Last week, I told you about a presentation I attended during the recent D23’s Destination D – “Animating the Disney Parks.” We’ve already learned about Claude Coats and how he brought his talents as a Disney artist to designing Disneyland. Today we’ll take a look at Disney Legend Herb Ryman, as remembered by former Imagineer Eddie Sotto at D23’s Destination D event.
An art director and designer, Ryman was hired by Walt Disney in 1954 to create the original concept drawings for Disneyland. Walt needed something for his brother, Roy Disney, to show to investors during his initial pitches for the new park.
“Herb was a place master,” remembered Sotto. He understood production design and used historical context to bring real meaning to the places he created at Disneyland. When designing Sleeping Beauty Castle, he visited the famous Neuschwanstein castle in Germany; his visits to New Orleans during the development of New Orleans Square brought a realism to the area.
Ryman’s work was “placemaking of the highest order,” according to Sotto, who went on to say that it was his understanding of soul and emotion that made the places he created believable. Ryman knew that life is what informs action – “It’s not just places; it’s what we do in the places” that matters, Sotto said.
Sotto remembered that Ryman was known for this piece of advice: “Be specifically vague.” He meant that designers should create something that anyone could relate to. “He allowed us to see ourselves there,” recalled Sotto.

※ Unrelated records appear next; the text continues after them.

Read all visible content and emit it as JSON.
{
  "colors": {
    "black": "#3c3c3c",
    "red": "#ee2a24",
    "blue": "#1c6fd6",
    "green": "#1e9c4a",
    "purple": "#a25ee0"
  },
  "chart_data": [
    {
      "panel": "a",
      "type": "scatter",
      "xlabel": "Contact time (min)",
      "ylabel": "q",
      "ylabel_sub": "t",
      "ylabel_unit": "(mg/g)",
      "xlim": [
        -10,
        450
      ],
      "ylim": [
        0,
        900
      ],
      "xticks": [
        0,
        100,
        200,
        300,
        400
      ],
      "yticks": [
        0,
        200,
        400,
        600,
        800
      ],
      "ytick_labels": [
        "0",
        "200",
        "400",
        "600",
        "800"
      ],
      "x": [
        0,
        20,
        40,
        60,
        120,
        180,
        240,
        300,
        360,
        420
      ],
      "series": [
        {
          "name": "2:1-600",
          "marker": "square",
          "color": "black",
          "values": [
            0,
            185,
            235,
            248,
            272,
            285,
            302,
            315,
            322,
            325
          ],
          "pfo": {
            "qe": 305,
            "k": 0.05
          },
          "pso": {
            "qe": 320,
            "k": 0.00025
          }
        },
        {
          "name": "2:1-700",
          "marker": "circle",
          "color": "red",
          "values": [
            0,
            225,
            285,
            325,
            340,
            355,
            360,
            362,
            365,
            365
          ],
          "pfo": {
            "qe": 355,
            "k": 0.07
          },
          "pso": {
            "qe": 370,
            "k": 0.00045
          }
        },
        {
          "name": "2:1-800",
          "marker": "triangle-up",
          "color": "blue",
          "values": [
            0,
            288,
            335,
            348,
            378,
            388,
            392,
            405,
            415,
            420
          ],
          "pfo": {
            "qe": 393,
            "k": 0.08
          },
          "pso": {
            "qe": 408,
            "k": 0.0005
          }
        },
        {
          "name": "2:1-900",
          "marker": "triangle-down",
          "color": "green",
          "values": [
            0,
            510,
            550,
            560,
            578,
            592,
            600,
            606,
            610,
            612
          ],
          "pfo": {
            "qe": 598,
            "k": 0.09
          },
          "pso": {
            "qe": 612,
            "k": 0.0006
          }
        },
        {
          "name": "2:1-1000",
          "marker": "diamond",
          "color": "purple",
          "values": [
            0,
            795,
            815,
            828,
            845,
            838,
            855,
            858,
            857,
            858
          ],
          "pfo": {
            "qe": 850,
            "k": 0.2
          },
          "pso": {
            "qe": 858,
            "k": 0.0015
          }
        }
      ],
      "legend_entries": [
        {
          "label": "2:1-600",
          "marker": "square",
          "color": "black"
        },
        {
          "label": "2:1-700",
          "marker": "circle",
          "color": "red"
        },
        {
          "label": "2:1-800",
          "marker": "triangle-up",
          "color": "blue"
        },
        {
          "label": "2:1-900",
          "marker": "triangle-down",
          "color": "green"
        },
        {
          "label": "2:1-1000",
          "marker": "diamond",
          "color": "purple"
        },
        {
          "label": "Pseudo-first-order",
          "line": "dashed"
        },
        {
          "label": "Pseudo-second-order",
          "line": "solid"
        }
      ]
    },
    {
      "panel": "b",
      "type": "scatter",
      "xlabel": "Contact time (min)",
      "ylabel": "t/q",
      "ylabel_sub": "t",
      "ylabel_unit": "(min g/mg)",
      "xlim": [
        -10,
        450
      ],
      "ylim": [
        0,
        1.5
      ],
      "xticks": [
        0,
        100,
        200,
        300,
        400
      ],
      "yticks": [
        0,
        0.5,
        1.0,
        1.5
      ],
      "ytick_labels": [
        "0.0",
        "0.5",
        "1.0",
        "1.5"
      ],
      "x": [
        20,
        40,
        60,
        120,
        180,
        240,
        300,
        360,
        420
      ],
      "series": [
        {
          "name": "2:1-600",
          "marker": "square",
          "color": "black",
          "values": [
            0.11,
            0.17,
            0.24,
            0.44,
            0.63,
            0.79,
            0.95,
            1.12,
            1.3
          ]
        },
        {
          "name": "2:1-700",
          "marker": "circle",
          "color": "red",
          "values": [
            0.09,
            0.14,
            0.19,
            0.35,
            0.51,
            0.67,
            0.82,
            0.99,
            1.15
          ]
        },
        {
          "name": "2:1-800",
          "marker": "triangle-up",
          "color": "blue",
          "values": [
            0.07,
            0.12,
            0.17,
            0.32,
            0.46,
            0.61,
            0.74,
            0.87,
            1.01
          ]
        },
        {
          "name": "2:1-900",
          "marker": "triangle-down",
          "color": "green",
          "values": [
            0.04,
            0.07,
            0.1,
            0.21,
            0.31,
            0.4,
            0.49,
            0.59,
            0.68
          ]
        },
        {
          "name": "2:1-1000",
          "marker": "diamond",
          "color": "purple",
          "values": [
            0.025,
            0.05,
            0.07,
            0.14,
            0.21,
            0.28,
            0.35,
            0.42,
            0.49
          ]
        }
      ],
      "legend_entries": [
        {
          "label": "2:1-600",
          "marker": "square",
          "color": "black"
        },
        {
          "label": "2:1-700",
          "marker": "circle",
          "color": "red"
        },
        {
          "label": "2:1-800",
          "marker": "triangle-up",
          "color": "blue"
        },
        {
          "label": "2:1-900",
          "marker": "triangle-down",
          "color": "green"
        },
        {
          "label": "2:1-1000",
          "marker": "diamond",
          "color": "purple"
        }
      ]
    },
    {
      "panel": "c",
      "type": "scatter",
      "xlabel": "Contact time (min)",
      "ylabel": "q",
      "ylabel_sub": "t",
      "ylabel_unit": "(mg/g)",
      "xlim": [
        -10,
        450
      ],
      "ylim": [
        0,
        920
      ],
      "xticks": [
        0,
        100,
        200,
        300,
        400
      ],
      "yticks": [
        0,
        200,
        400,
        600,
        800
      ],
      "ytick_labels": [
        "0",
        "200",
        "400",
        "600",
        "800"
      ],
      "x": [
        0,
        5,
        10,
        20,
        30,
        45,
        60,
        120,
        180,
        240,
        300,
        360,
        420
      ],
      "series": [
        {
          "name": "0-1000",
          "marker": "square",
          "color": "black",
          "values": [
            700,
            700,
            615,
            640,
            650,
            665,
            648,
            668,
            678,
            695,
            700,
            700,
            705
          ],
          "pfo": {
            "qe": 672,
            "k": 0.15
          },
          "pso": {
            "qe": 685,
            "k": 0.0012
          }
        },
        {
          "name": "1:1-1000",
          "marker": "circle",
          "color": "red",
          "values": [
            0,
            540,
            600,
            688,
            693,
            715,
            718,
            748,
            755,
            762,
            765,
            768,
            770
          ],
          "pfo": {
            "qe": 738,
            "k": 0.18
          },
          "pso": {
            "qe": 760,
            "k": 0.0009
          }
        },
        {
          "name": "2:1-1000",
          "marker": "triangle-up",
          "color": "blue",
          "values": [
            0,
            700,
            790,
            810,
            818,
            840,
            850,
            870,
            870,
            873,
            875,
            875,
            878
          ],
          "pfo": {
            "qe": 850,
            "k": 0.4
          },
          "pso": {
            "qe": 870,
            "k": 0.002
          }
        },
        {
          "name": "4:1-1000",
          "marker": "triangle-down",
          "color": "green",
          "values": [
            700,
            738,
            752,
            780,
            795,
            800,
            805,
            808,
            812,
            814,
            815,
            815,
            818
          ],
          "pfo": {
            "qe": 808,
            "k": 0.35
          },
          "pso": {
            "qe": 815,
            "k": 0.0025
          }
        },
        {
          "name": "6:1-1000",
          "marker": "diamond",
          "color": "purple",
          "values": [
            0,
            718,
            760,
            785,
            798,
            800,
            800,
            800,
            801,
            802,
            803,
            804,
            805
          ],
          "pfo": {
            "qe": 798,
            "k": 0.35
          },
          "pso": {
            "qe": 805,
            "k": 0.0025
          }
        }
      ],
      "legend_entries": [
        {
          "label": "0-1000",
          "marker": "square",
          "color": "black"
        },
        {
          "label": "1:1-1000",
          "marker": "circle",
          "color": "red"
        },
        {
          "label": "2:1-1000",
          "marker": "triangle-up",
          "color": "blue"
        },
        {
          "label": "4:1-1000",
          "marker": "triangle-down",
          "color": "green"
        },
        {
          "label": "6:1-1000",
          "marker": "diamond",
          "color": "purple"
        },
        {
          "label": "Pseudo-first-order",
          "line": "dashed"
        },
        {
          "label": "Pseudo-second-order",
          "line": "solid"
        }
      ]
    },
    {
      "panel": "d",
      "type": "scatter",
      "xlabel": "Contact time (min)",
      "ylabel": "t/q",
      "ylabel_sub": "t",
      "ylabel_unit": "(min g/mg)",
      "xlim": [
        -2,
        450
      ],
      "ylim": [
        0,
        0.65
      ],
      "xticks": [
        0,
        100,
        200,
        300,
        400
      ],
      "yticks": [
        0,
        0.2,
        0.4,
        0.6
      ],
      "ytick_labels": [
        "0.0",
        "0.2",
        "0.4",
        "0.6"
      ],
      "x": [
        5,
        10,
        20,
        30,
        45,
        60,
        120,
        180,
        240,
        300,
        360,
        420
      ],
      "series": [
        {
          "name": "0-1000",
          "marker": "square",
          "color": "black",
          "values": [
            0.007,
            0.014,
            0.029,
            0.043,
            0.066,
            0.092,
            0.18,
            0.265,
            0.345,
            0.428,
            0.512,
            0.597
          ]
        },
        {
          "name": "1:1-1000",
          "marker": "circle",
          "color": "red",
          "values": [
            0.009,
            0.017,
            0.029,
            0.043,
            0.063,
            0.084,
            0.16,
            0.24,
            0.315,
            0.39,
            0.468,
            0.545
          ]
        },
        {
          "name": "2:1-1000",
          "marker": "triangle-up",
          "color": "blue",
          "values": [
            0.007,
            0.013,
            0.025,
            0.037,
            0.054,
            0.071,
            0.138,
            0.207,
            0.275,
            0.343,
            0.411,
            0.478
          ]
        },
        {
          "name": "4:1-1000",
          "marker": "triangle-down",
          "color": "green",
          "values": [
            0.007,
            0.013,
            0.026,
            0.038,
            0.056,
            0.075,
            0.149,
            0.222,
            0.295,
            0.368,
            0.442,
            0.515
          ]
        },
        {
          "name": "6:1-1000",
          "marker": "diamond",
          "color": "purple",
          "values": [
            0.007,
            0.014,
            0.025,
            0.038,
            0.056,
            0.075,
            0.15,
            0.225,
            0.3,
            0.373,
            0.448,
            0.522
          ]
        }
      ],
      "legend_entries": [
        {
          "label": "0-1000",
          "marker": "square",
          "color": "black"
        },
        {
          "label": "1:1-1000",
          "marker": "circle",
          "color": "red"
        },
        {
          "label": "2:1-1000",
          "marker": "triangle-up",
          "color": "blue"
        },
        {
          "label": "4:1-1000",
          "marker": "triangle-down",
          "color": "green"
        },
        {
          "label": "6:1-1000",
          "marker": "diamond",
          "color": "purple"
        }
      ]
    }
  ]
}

Thank you so much for sharing this, Erin! Herb Ryman has had a special place in my heart ever since my trip to Disneyland in 2009. Back then, the Disneyland Hotel still had Ryman’s map of Disneyland on the entertainment system doors. Everytime I see that artwork, I remember how amazing that trip was.
On a sidenote, does anyone know if Art of Disney has ever made a print of Ryman’s map available? I’d love to have a copy in my home.
I am an avid enthusiast of DISNEY artwork because I am an artist myself. I so enjoyed the quotes by Ryman and especially the NEW ORLEAN’S SQUARE landscape. And indeed, as Ryman wanted, I could SEE myself there. As if I were headed straight for PIRATES OF THE CARIBBEAN attraction, to be followed by a firefly and star lit lunch at BLUE BAYOU Restaurant. Thanks to DPB and Herb Ryman for adding substance to two of my most beloved DISNEY memories. ___ Jon
That is the picture on the wall in the Port Orleans French Quarter rooms, isn’t it?
Herb was definitely one of the masters. I love his concept art for EPCOT and the communities of Progress City.
The next time you’re at Disneyland, check out a little tree to the right of the castle, near Snow White’s wishing well….that’s Herb’s final Christmas tree. Purchased by his friend [and biographer] John Donaldson.
Another exceptional post about the history of the parks, and the incredible talents behind them, nice Erin! It brings to mind a recent podcast I heard where Sam Gennaway talked about how Disney parks are so inviting, so much fun to be at b/c they feel familiar to people, that you can’t help but think when you’re at the parks that you can relate to them. Thanks Herb!
Thank you, Dustin! I was so captivated by the presentations – it’s amazing to think of all the different talents that were needed to create Disneyland.